The second step is to help families recognize that as many as 15% to 20% of children, after a skin and soft tissue infection caused by CA-MRSA, will experience a recurrence within 1 year. The last step remains the most difficult to standardize because only preliminary data exist to guide our interventions. Many providers, seeking to eradicate CA-MRSA from the nose, skin and environment of patients, will prescribe nasal mupirocin (twice daily for 5-7 days), topical disinfection (via either chlorhexidine showers or dilute bleach baths) and environmental disinfection (through careful laundering of bedding, clothes, towels, etc.).

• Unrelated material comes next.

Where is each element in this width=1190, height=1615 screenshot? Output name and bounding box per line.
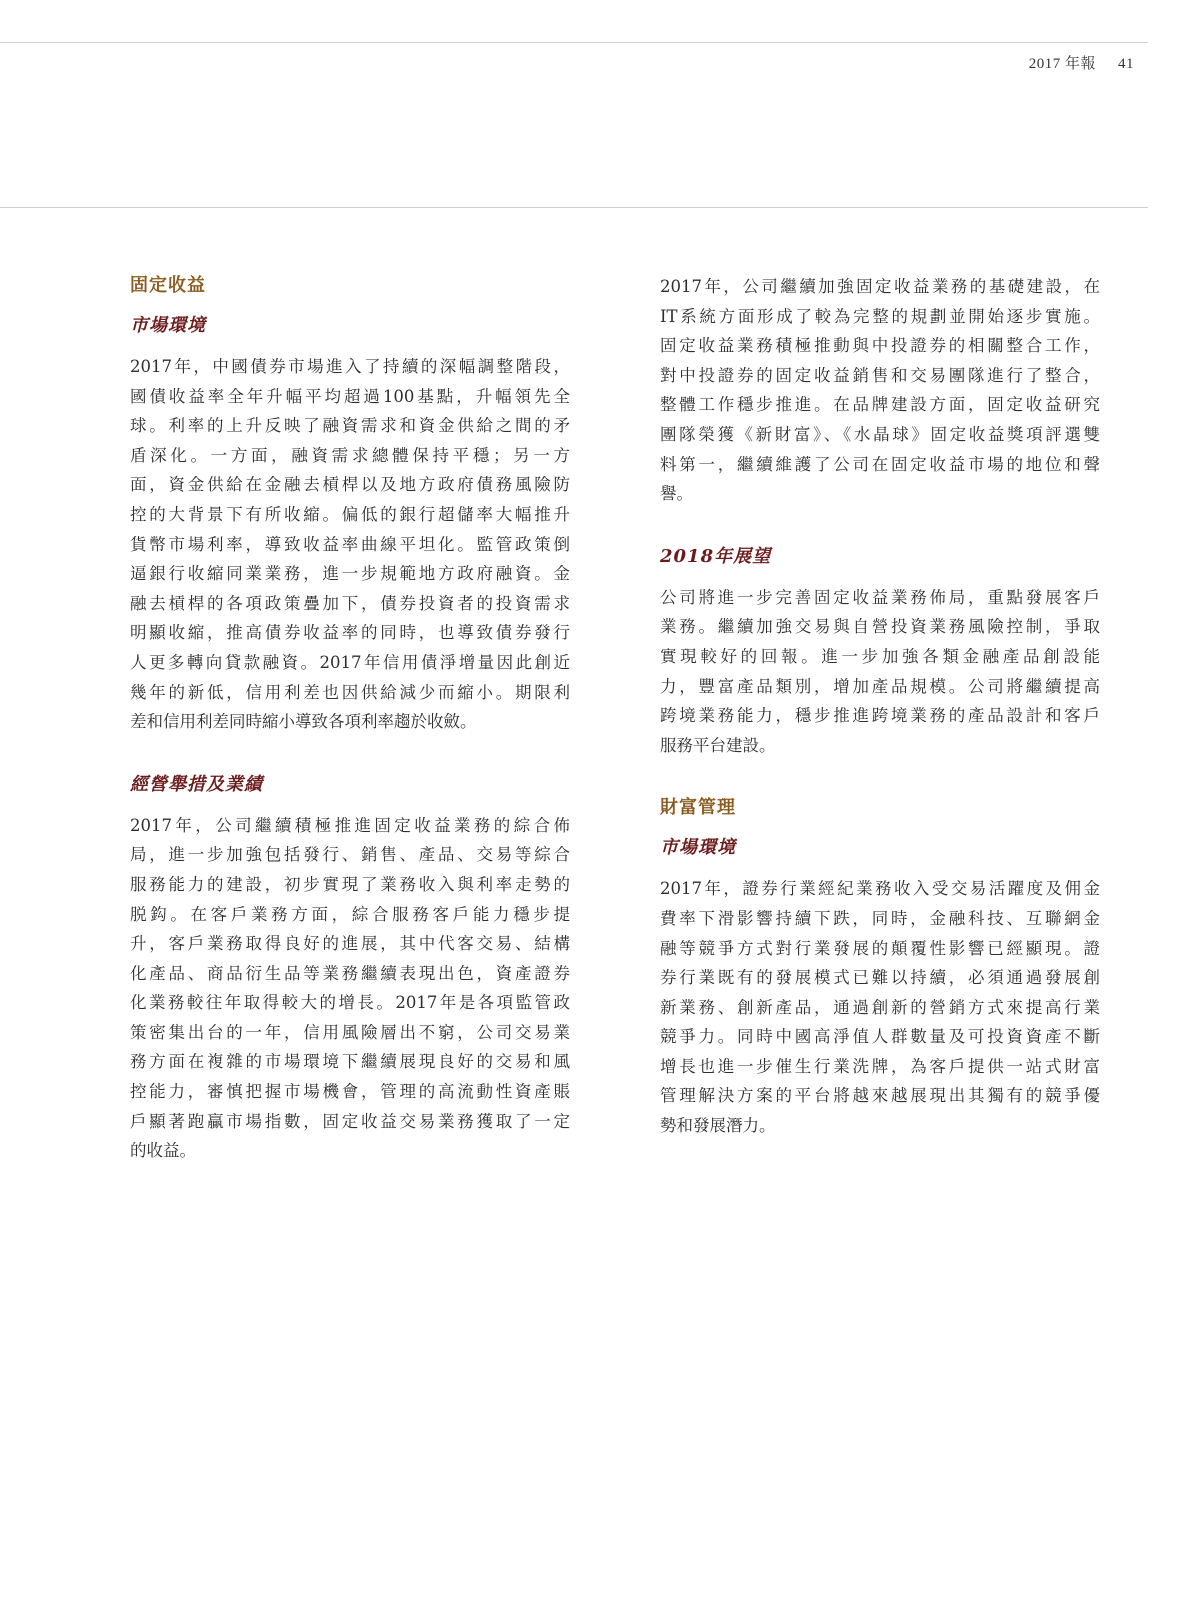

In many situations, these maneuvers are associated with interruption of recurrent furunculosis, although their causal effect remains debated. Ongoing clinical trials will help define this strategy, including whether index patient alone vs. household decolonization should be attempted, and whether extranasal sites of carriage should be addressed as well (eg, oropharynx, gastrointestinal tract).

Conclusion

The problem of staphylococcal disease in pediatrics is not new, although the scope and severity have increased with the advent of CA-MRSA. Unfortunately, this moving target has become the most common invasive bacterial pathogen in the United States, replacing Haemophilus influenzae and Streptococcus pneumoniae. As a result, considerable efforts are under way to develop new therapeutics and primary preventions through vaccinations. As we counsel parents about staphylococcal disease, reminding them of how S. aureus fits into the pantheon of pediatric pathogens, the successes we currently enjoy through vaccination may provide a sense of comfort moving forward.

C. Buddy Creech, MD, MPH is an Assistant Professor, Pediatric Infectious Diseases, Associate Director, Vanderbilt Vaccine Research Program, Co-Director, Pediatric Infectious Diseases Fellowship Program and Vanderbilt University School of Medicine and Monroe Carell Jr. Children’s Hospital. Disclosure: Dr. Creech reports no relevant financial disclosures.